Correlations with Excel

The correlation between pairs of variables can be calculated in a very similar way.

First, go to the Data Analysis tools. Once you have the menu open, this time you will select correlation:

 

For Input Range: $K$1:$l$31

 

This will correlate SAT to Average Score. Notice that in our selection, we again include the column labels. This is important as it will label our correlation matrix appropriately. BUT be sure to put a check in the box 'Labels in first row'.

 

Again set your Output Range: $O$1.

 

If you would prefer, you can set the output to go to a new page in the workbook by selecting 'New worksheet Ply'. Note that you would not have to indicate a space for this, as it will automatically be dropped on the first available worksheet in the workbook (or create a new one).

The printout should look like this.

 

image1500400.jpg

The output is in the form of a correlation matrix. The correlation between Average Score and SAT is -0.046. Obviously not a high correlation (but that wasn't our concern. After all it's not OUR research). Notice the 1's? Anytime we set up a correlation matrix, we will see the the matrix is symmetrical about the diagonal. The diagonal cells always represent the variables being correlated with themselves. Hence the perfect relationship.

If you wanted to, you could use this function to perform multiple correlations by adding more values to the Input Range. Let's do that now with Age, SAT, and Average Score. follow the same procedure and lets see what you get.

 

You should have selected: $J$1:$K$31 Everything else would remain the same, except that you might want to move your output to a different location, since the previous correlation is still there (unless you already deleted it) I chose: $0$5.

 

Your printout should look like this.

image1500401.jpg

We have actually just very quickly and easily conducted a multicorrelational analysis with minimal work. We can now see three separate correlations. Notice something else.

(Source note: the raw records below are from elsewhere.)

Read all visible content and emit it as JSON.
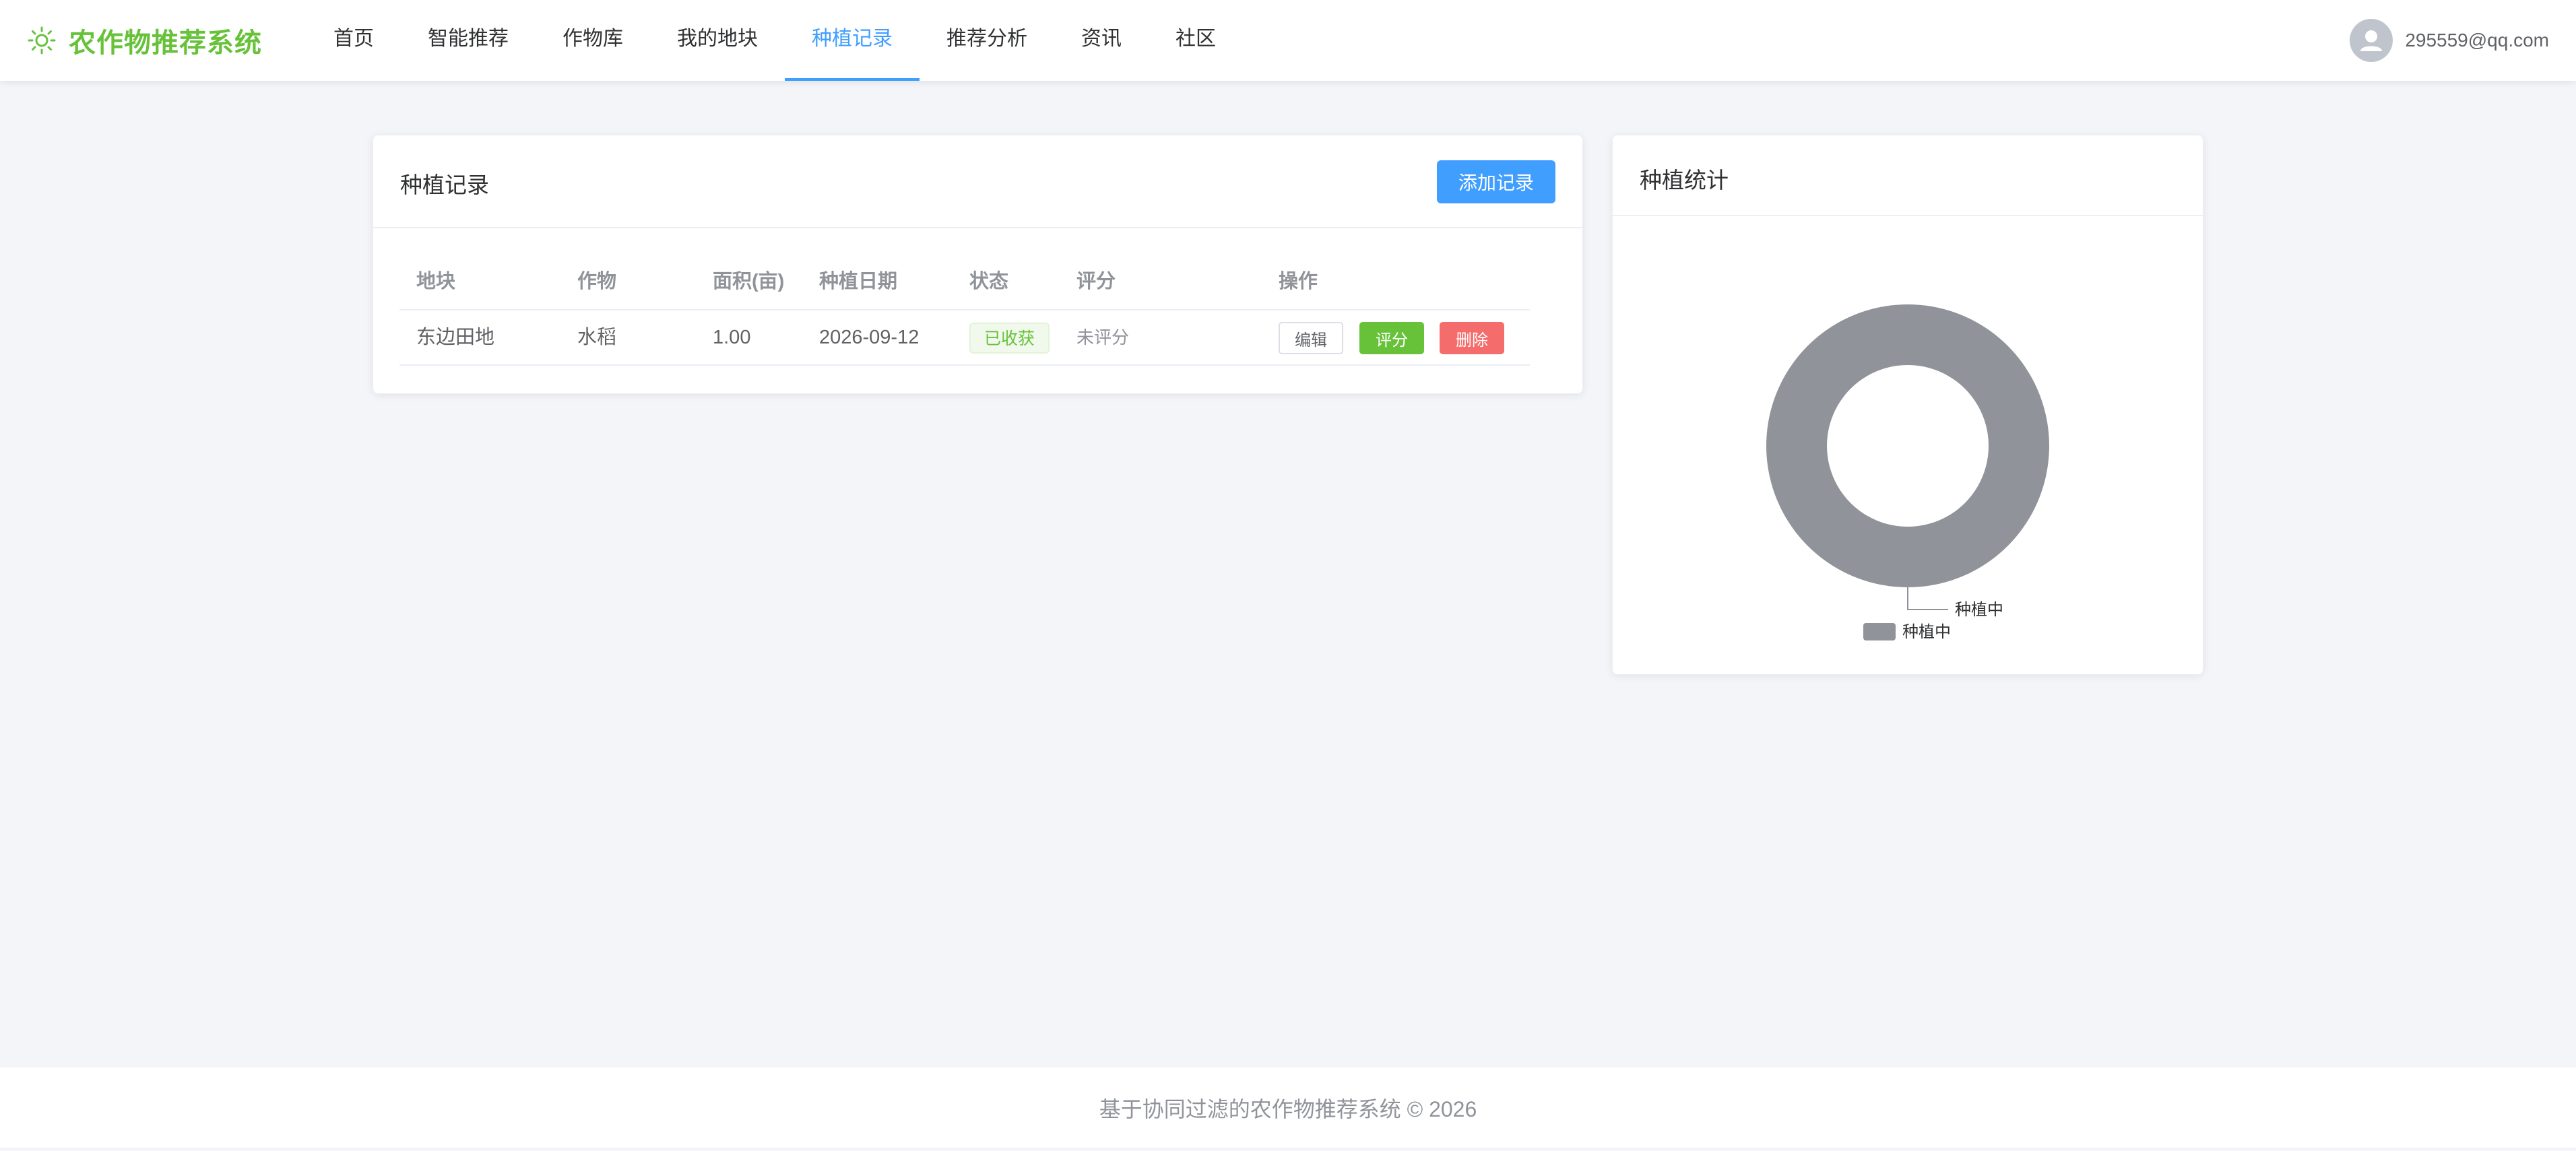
{
  "app": {
    "title": "农作物推荐系统"
  },
  "nav": {
    "items": [
      {
        "label": "首页"
      },
      {
        "label": "智能推荐"
      },
      {
        "label": "作物库"
      },
      {
        "label": "我的地块"
      },
      {
        "label": "种植记录",
        "active": true
      },
      {
        "label": "推荐分析"
      },
      {
        "label": "资讯"
      },
      {
        "label": "社区"
      }
    ]
  },
  "user": {
    "name": "295559@qq.com"
  },
  "records": {
    "title": "种植记录",
    "add_button": "添加记录",
    "columns": [
      "地块",
      "作物",
      "面积(亩)",
      "种植日期",
      "状态",
      "评分",
      "操作"
    ],
    "rows": [
      {
        "plot": "东边田地",
        "crop": "水稻",
        "area": "1.00",
        "date": "2026-09-12",
        "status": "已收获",
        "rating": "未评分",
        "actions": {
          "edit": "编辑",
          "rate": "评分",
          "delete": "删除"
        }
      }
    ]
  },
  "stats": {
    "title": "种植统计"
  },
  "chart_data": {
    "type": "pie",
    "donut": true,
    "title": "",
    "slices": [
      {
        "label": "种植中",
        "value": 1,
        "color": "#909399"
      }
    ],
    "legend": {
      "placement": "bottom",
      "entries": [
        "种植中"
      ]
    }
  },
  "footer": {
    "text": "基于协同过滤的农作物推荐系统 © 2026"
  },
  "colors": {
    "primary": "#409eff",
    "success": "#67c23a",
    "danger": "#f56c6c",
    "brand": "#67c23a",
    "slice": "#909399"
  }
}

Now not only can you easily see the symmetrical diagonal, but you may notice that nothing is written above this diagonal. The reason is very simple. Since they would be mirror images on the values below the diagonal, there is no point in writing them out again.

One drawback to this analysis is that the output does NOT include the number of pairs of data points used to compute each correlation (which can vary, depending on where you have missing data), and does not indicate whether any of the correlations are statistically significant. This remains one of the strongest critiques of using Excel for correlations.